The first thing that struck her about the ``iconic" Aboriginal actor was his resilience. When Gulpilil suggested she make a film about his life, she couldn't believe it hadn't been done.

``My initial reaction was: `How come this hasn't been done?'," Johnson says. ``It's very hard to contain everything about his life in 52 minutes. He's such an amazing person and he's lived an incredible life and done so much and he's survived it to tell the story."

When Gulpilil was 15, he was spotted by English director Nicolas Roeg, who was visiting Arnhem Land on a scouting mission for his 1970 film Walkabout. Gulpilil was chosen for one of the film's lead roles and with Walkabout's success was flung into the spotlight.

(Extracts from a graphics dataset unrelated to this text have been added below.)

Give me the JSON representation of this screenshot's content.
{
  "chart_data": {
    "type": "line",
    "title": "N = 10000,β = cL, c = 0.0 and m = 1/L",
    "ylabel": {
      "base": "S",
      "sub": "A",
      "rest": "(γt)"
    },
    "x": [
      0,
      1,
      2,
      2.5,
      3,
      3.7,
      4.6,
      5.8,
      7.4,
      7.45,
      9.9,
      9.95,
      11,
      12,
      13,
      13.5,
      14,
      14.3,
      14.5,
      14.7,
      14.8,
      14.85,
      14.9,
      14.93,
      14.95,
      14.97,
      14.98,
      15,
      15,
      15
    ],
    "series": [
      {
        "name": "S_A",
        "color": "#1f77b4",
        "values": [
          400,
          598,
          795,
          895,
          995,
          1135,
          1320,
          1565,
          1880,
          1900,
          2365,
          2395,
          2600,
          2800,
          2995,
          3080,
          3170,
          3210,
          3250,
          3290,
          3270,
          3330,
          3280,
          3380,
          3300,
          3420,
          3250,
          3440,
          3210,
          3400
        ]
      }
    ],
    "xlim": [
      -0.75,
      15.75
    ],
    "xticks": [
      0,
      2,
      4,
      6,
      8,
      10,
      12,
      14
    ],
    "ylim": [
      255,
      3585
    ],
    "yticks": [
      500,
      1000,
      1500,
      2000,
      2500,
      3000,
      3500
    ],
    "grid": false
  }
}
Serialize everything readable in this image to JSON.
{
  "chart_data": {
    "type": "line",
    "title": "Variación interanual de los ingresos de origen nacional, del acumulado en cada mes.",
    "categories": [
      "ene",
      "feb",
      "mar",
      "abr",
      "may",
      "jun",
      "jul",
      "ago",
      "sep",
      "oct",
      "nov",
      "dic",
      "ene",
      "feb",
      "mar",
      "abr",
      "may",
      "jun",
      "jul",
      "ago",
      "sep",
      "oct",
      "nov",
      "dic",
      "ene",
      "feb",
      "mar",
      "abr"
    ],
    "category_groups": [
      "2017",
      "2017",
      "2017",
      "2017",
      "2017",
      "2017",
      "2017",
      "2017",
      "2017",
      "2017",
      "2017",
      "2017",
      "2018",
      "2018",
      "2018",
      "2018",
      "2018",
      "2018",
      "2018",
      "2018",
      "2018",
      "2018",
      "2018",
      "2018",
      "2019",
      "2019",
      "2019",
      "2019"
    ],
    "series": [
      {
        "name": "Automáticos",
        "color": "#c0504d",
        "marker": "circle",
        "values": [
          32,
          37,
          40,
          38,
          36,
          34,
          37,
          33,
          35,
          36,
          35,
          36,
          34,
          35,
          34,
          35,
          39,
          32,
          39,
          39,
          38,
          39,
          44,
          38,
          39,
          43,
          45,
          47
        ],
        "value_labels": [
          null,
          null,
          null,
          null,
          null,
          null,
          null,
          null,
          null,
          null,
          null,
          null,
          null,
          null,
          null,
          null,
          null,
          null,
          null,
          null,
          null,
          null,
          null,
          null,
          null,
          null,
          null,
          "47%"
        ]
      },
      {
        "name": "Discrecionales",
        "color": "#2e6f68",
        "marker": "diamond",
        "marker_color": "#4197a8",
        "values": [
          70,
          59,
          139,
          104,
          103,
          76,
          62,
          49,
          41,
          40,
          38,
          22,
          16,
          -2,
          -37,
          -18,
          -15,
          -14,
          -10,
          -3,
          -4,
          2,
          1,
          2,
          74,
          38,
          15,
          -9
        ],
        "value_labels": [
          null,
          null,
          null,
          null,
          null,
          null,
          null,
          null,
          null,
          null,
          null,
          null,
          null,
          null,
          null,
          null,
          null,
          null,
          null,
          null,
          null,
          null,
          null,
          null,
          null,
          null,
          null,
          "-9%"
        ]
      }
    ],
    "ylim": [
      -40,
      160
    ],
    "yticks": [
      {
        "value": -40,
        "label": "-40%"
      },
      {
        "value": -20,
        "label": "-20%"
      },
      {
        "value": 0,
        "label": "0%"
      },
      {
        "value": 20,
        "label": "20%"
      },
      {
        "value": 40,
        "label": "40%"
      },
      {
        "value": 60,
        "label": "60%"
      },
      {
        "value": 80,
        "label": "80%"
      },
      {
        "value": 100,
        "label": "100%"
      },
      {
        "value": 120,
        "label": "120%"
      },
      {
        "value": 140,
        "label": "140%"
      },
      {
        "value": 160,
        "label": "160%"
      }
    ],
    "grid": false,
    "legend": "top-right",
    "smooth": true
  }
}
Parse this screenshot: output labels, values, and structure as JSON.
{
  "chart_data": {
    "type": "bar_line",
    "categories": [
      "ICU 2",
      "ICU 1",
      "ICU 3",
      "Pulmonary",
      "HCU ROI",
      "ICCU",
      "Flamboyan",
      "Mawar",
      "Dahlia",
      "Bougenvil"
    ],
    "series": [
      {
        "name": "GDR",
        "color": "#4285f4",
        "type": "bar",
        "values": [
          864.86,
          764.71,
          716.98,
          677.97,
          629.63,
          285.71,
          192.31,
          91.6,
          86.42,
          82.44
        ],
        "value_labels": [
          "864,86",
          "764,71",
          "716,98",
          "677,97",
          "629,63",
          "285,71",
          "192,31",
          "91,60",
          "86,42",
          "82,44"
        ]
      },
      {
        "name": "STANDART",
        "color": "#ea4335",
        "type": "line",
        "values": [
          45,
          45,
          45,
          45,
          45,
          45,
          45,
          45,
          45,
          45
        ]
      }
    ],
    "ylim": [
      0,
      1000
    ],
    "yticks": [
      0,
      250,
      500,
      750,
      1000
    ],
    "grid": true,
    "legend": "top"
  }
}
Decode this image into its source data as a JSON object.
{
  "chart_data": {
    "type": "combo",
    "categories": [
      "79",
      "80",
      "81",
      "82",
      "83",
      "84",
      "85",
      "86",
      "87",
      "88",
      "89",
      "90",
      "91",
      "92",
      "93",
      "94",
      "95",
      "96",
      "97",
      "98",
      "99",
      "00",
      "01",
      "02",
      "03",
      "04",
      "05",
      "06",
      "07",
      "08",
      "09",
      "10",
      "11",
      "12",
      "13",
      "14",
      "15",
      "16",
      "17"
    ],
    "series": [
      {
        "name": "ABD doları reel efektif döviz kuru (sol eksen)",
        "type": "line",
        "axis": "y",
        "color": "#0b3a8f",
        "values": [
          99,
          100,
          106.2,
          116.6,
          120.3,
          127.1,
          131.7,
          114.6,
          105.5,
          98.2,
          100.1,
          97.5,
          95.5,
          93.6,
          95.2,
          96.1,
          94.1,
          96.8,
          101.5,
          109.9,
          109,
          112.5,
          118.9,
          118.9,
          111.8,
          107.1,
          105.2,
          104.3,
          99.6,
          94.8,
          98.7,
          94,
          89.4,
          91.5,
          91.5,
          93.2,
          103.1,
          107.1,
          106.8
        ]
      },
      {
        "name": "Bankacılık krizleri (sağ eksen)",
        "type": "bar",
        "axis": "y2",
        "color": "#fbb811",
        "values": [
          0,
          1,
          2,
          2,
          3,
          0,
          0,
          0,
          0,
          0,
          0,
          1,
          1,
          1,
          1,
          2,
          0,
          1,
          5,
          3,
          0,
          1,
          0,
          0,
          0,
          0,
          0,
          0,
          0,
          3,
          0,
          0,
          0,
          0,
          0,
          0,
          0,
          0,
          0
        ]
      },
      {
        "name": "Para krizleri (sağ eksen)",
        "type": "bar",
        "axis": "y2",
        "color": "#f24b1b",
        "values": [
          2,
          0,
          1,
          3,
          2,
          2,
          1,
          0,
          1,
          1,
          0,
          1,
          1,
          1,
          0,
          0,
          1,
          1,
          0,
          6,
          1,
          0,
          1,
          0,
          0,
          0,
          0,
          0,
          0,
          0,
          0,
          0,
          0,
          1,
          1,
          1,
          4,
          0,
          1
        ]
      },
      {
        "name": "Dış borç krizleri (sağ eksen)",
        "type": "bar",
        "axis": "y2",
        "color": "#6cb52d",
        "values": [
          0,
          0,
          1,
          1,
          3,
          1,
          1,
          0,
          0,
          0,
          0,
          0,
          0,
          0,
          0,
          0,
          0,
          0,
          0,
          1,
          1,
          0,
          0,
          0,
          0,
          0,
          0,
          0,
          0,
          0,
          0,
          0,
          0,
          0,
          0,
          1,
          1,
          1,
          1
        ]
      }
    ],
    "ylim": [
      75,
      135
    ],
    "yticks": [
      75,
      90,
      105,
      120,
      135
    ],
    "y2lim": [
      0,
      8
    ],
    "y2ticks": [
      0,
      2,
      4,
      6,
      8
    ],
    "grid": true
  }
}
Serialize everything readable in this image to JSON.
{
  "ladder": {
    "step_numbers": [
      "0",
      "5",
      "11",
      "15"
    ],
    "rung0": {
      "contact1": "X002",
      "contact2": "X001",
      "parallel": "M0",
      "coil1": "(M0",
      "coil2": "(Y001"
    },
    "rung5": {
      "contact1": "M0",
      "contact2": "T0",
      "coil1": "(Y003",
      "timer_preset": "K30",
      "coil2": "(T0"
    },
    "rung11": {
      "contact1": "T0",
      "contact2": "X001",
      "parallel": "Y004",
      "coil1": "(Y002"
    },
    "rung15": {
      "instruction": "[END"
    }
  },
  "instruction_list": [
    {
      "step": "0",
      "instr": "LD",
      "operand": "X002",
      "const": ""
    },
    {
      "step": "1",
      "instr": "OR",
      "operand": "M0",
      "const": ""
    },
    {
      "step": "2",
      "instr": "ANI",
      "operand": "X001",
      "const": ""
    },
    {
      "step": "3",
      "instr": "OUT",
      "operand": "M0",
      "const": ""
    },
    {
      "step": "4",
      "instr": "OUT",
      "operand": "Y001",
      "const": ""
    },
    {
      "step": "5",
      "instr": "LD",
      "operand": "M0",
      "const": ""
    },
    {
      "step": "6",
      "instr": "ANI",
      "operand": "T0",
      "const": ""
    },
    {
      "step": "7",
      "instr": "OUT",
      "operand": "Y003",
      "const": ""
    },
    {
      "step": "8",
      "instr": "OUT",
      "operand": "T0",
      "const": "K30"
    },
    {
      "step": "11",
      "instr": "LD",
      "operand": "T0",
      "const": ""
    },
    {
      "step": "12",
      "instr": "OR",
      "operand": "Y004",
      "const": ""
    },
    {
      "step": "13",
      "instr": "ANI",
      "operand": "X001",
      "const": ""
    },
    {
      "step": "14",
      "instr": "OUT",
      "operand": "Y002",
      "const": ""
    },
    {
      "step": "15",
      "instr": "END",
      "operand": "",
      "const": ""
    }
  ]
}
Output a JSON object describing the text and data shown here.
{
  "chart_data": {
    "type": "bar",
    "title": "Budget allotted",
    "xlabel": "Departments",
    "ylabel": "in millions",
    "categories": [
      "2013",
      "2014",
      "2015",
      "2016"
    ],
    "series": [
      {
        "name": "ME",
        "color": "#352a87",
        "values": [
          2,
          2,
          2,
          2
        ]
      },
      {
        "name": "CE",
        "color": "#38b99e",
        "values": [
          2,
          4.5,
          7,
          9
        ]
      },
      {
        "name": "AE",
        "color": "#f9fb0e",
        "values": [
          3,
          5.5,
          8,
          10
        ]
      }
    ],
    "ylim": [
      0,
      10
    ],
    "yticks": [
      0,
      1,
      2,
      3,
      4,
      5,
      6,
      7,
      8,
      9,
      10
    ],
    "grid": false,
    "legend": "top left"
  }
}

News footage from the time shows the teenage Gulpilil looking awkward in a suit as he flies to England for red-carpet premieres and parties with stars, including the late John Lennon.

Talking about that time now, Gulpilil's first memory is not of the red carpets. ``I couldn't even speak English. All the reporters came and asked me questions and I couldn't talk to them. I cried and cried."

Through interviews with actor Jack Thompson, Aboriginal activist Gary Foley and others, One Red Blood builds a sense of Gulpilil's pioneering achievements and their importance to the indigenous community. Film critic David Stratton describes the social climate of Australia in the late 1960s, when films were being made starring white actors with blackened faces playing Aborigines.

Speaking from the Northern Territory, Gulpilil says he is happy with what he has seen of the documentary and its depiction of his ``two realities".

``I say I live with knife and fork, spear and woomera. It means I live in the traditional way - it's in my heart, in my blood - and I live in the Western way. I grew up in Australia in the missions," he says.

Gulpilil looks forward to another film role and hankers to play a lead. He says the portrayal of Aborigines in films is ``slowly getting better".

``I enjoy working with the film crews - good food, they look after me a lot - and then we leave and I go home and they go home. When I go back home, I just go out, I go out hunting and fishing, I walk around in paradise."

But as we see in One Red Blood, Gulpilil feels some bitterness towards the film industry, which he believes has not always fairly rewarded him for his work.

Johnson says that after his role in Crocodile Dundee, Gulpilil was disappointed not to receive the recognition and financial reward given to other cast members. While the film made millions, he was reportedly paid a $10,000 flat fee.

In One Red Blood he says, ``these two worlds have also spoilt me".

But with Gulpilil tipped by critics as a favourite to win an Australian Film Institute award on Saturday night - he's nominated twice, as best supporting actor for his performance in Rabbit-Proof Fence and as best actor for his work in The Tracker - he may soon get the recognition he feels he deserves.